Literasi sebagai Fondasi Memutus Kemiskinan
Agus Jabo mengingatkan bahwa tujuan Presiden Prabowo Subianto menggagas Sekolah Rakyat adalah untuk mempersiapkan anak didik yang pintar, berkarakter, terampil, dan mampu memutus transmisi kemiskinan di masa depan. Menurutnya, peningkatan literasi melalui kebiasaan membaca buku menjadi hal mendasar untuk mencapai target tersebut.
"Ini yang harus kita kerjakan supaya mobilitas anak-anak untuk ke perpustakaan tinggi karena ada kesadaran yang ditransfer dari para pengelola (perpustakaan), para guru, para kepala sekolah bahwa literasi menjadi hal yang sangat mendasar, hal yang sangat penting untuk mengubah, untuk memutus transmisi kemiskinan adalah membaca," ungkapnya.
Dia menggambarkan membaca sebagai lentera yang dapat mengubah kegelapan menjadi terang benderang, menekankan bahwa perpustakaan harus menjadi sentra kegiatan siswa dengan sarana prasarana ideal dan buku berkualitas.
Membangun Karakter Nasionalisme Melalui Buku
Selain mendorong minat baca, Agus Jabo juga berpesan agar pengelola perpustakaan menanamkan dan membangun jati diri kebangsaan para siswa. Dia berharap buku-buku di perpustakaan banyak memuat literatur tentang sejarah perjuangan pahlawan nasional.
"Kita berharap dari Sekolah Rakyat ini 10 tahun, 20 tahun ke depan mereka sudah menjadi pemimpin-pemimpin bangsa hebat yang tidak hanya mengubah keluarganya dari kemiskinan menjadi makmur. Tetapi juga menjadi pelopor pemimpin bangsa Indonesia untuk menjadikan bangsa yang bangkit, menjadi bangsa yang besar, bangsa yang adil dan makmur," tuturnya.
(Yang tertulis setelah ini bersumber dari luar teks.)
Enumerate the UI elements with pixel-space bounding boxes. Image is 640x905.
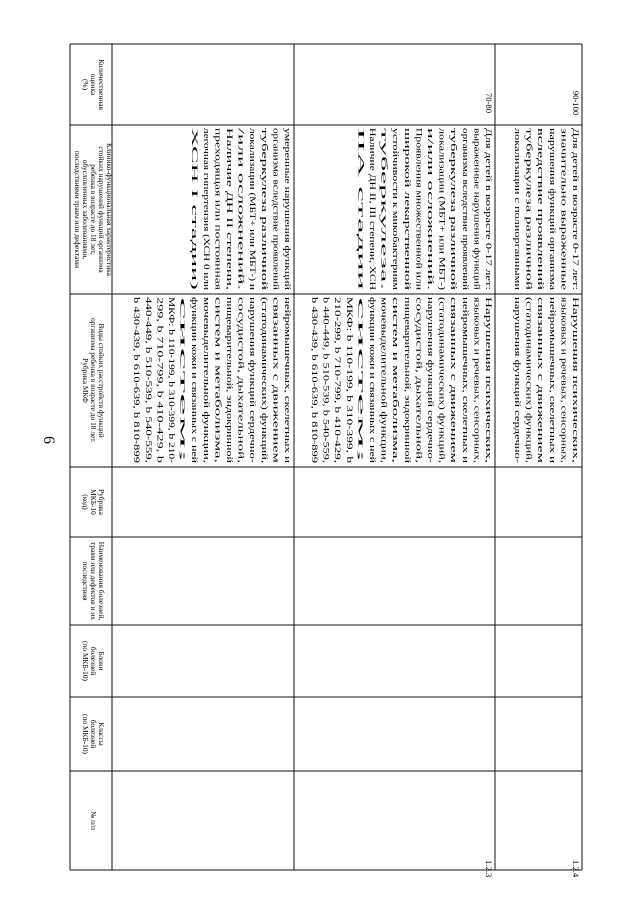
row-3-clinical-text-line: локализации с полиорганными	[513, 128, 523, 242]
row-1-icf-text-line: систем и метаболизма,	[213, 297, 224, 381]
row-3-icf-text-line: нейромышечных, скелетных и	[547, 297, 558, 409]
page-number: 6	[40, 436, 57, 444]
header-text-line: № п/п	[89, 811, 98, 830]
row-1-icf-text-line: (статодинамических) функций,	[259, 297, 270, 411]
row-1-clinical-text-line: /или осложнений.	[236, 128, 247, 194]
row-3-clinical-text-line: Для детей в возрасте 0-17 лет:	[571, 128, 581, 239]
row-3-clinical-text	[513, 128, 581, 291]
row-1-icf-text	[132, 297, 293, 464]
row-2-clinical-text-line: широкой лекарственной	[402, 128, 413, 217]
row-1-clinical-text-line: легочная гипертензия (ХСН 0 или	[201, 128, 212, 253]
header-text-line: травм или дефектов и их	[89, 542, 98, 620]
row-2-clinical-text-line: устойчивости к микобактериям	[391, 128, 402, 243]
row-1-icf-text-line: 440-449, b 510-539, b 540-559,	[143, 297, 154, 407]
row-2-clinical-text-line: туберкулеза различной	[449, 128, 460, 212]
row-2-icf-text-line: нарушения функций сердечно-	[426, 297, 436, 410]
header-text-line: Наименования болезней,	[97, 541, 106, 621]
header-text-line: стойких нарушений функций организма	[97, 146, 106, 273]
header-text-line: организма ребенка в возрасте до 18 лет.	[89, 318, 98, 443]
header-text-line: Рубрика МКФ	[81, 358, 90, 403]
header-text-line: последствиями травм или дефектами	[73, 150, 82, 269]
row-3-icf-text-line: связанных с движением	[536, 297, 547, 385]
header-text-line: Классы	[97, 722, 106, 746]
row-1-icf-text-line: пищеварительной, эндокринной	[225, 297, 235, 415]
header-text-line: Количественная	[97, 59, 106, 110]
row-2-clinical-text	[356, 128, 494, 292]
row-3-number: 1.2.4	[571, 860, 581, 878]
row-1-clinical-text-line: организма вследствие проявлений	[271, 128, 282, 253]
row-2-icf-text-line: (статодинамических) функций,	[437, 297, 448, 411]
row-1-icf-text-line: 299, b 710-799, b 410-429, b	[155, 297, 166, 398]
row-1-icf-text-line: сосудистой, дыхательной,	[236, 297, 247, 392]
row-3-clinical-text-line: вследствие проявлений	[536, 128, 547, 214]
header-text-line: болезней	[89, 646, 98, 676]
row-2-clinical-text-line: Наличие ДН II, III степени, ХСН	[368, 128, 378, 248]
header-text-line: (код)	[81, 494, 90, 510]
row-2-clinical-text-line: выраженные нарушения функций	[472, 128, 483, 252]
row-2-score: 70-80	[484, 92, 494, 114]
row-2-icf-text-line: пищеварительной, эндокринной	[402, 297, 413, 415]
header-icf	[81, 318, 106, 443]
row-3-icf-text-line: языковых и речевых, сенсорных,	[559, 297, 570, 418]
header-text-line: (по МКБ-10)	[81, 640, 90, 682]
row-2-icf-text-line: Нарушения психических,	[484, 297, 494, 391]
row-2-icf-text-line: нейромышечных, скелетных и	[460, 297, 471, 409]
row-1-icf-text-line: b 430-439, b 610-639, b 810-899	[132, 297, 143, 411]
row-2-icf-text-line: языковых и речевых, сенсорных,	[472, 297, 483, 418]
row-2-clinical-text-line: Для детей в возрасте 0-17 лет:	[484, 128, 494, 239]
row-1-icf-text-line: связанных с движением	[271, 297, 282, 385]
row-2-clinical-text-line: локализации (МБТ+ или МБТ-)	[437, 128, 448, 244]
row-2-icf-text-line: b 430-439, b 610-639, b 810-899	[310, 297, 320, 411]
row-1-icf-text-line: систем;	[178, 297, 189, 325]
row-3-icf-text-line: нарушения функций сердечно-	[513, 297, 523, 410]
header-text-line: Рубрика	[97, 489, 106, 515]
row-3-icf-text-line: (статодинамических) функций,	[524, 297, 535, 411]
header-text-line: Виды стойких расстройств функций	[97, 323, 106, 438]
header-text-line: ребенка в возрасте до 18 лет,	[89, 164, 98, 255]
row-2-clinical-text-line: организма вследствие проявлений	[460, 128, 471, 253]
row-2-clinical-text-line: Проявления множественной или	[414, 128, 425, 248]
row-2-icf-text-line: систем;	[356, 297, 367, 325]
row-1-icf-text-line: нарушения функций сердечно-	[248, 297, 259, 410]
row-1-clinical-text-line: умеренные нарушения функций	[283, 128, 293, 246]
row-2-icf-text-line: связанных с движением	[449, 297, 460, 385]
header-class	[81, 714, 106, 755]
header-text-line: Клинико-функциональная характеристика	[105, 143, 114, 276]
row-1-icf-text-line: МКФ: b 110-199, b 310-399, b 210-	[167, 297, 177, 422]
header-score	[81, 59, 106, 110]
row-2-number: 1.2.3	[484, 860, 494, 878]
row-1-clinical-text-line: туберкулеза различной	[259, 128, 270, 212]
header-text-line: оценка	[89, 73, 98, 96]
row-3-clinical-text-line: нарушения функций организма	[547, 128, 558, 243]
row-1-clinical-text	[190, 128, 293, 291]
row-2-icf-text-line: сосудистой, дыхательной,	[414, 297, 425, 392]
header-text-line: болезней	[89, 719, 98, 749]
row-2-icf-text-line: МКФ: b 110-199, b 310-399, b	[344, 297, 355, 405]
header-code	[81, 489, 106, 516]
row-2-icf-text	[310, 297, 494, 464]
row-3-icf-text	[513, 297, 581, 464]
row-2-icf-text-line: систем и метаболизма,	[391, 297, 402, 381]
row-2-icf-text-line: 210-299, b 710-799, b 410-429,	[333, 297, 344, 407]
header-text-line: (по МКБ-10)	[81, 713, 90, 755]
row-1-icf-text-line: мочевыделительной функции,	[201, 297, 212, 408]
row-1-icf-text-line: нейромышечных, скелетных и	[283, 297, 293, 409]
header-text-line: обусловленных заболеваниями,	[81, 159, 90, 260]
row-2-clinical-text-line: туберкулеза.	[379, 128, 390, 174]
header-text-line: (%)	[81, 78, 90, 91]
header-clinical	[73, 143, 114, 277]
row-2-icf-text-line: b 440-449, b 510-539, b 540-559,	[321, 297, 332, 413]
row-2-clinical-text-line: и/или осложнений.	[426, 128, 436, 198]
header-text-line: последствия	[81, 561, 90, 601]
row-2-icf-text-line: мочевыделительной функции,	[379, 297, 390, 408]
row-3-clinical-text-line: значительно выраженные	[559, 128, 570, 222]
header-text-line: Блоки	[97, 651, 106, 671]
header-text-line: МКБ-10	[89, 489, 98, 515]
row-3-score: 90-100	[571, 90, 581, 116]
row-1-icf-text-line: функции кожи и связанных с ней	[190, 297, 201, 418]
row-3-icf-text-line: Нарушения психических,	[571, 297, 581, 391]
row-1-clinical-text-line: локализации (МБТ+ или МБТ-) и	[248, 128, 259, 250]
row-3-clinical-text-line: туберкулеза различной	[524, 128, 535, 212]
row-1-clinical-text-line: ХСН I стадии)	[190, 128, 201, 181]
row-1-clinical-text-line: преходящая или постоянная	[213, 128, 224, 231]
row-2-icf-text-line: функции кожи и связанных с ней	[368, 297, 378, 418]
row-1-clinical-text-line: Наличие ДН II степени,	[225, 128, 235, 216]
header-no	[89, 811, 98, 830]
header-name	[81, 542, 106, 621]
row-2-clinical-text-line: IIА стадии	[356, 128, 367, 168]
table-text-layer	[73, 59, 581, 878]
header-block	[81, 641, 106, 682]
Dia menambahkan bahwa semua ini hanya bisa diraih melalui perpustakaan-perpustakaan di Sekolah Rakyat, dengan peningkatan minat baca yang konsisten.
Profesionalisme dan Kecintaan pada Tugas
Agus Jabo meminta para pengelola perpustakaan untuk memiliki karakter gemar membaca dan terus mengasah kemampuan mengelola perpustakaan secara profesional. Dia mendefinisikan profesionalisme sebagai menjalankan tugas dengan senang hati dan ikhlas.
"Profesional definisinya kalau yang saya pahami, yang dipikirkan ya itu apa yang menjadi tugasnya dengan senang hati, dengan ikhlas. Jadi kalau bapak-bapak dan ibu-ibu sebagai petugas pengelola perpustakaan, ya cintai itu dan itu yang harus menjadi pikiran utama, kegiatan utama. Itu yang dinamakan profesional," pungkasnya.
Dengan langkah ini, diharapkan perpustakaan Sekolah Rakyat dapat menjadi pusat aktivitas yang mendukung pembangunan karakter dan literasi siswa, sejalan dengan visi pemerintah dalam memerangi kemiskinan dan membangun generasi unggul.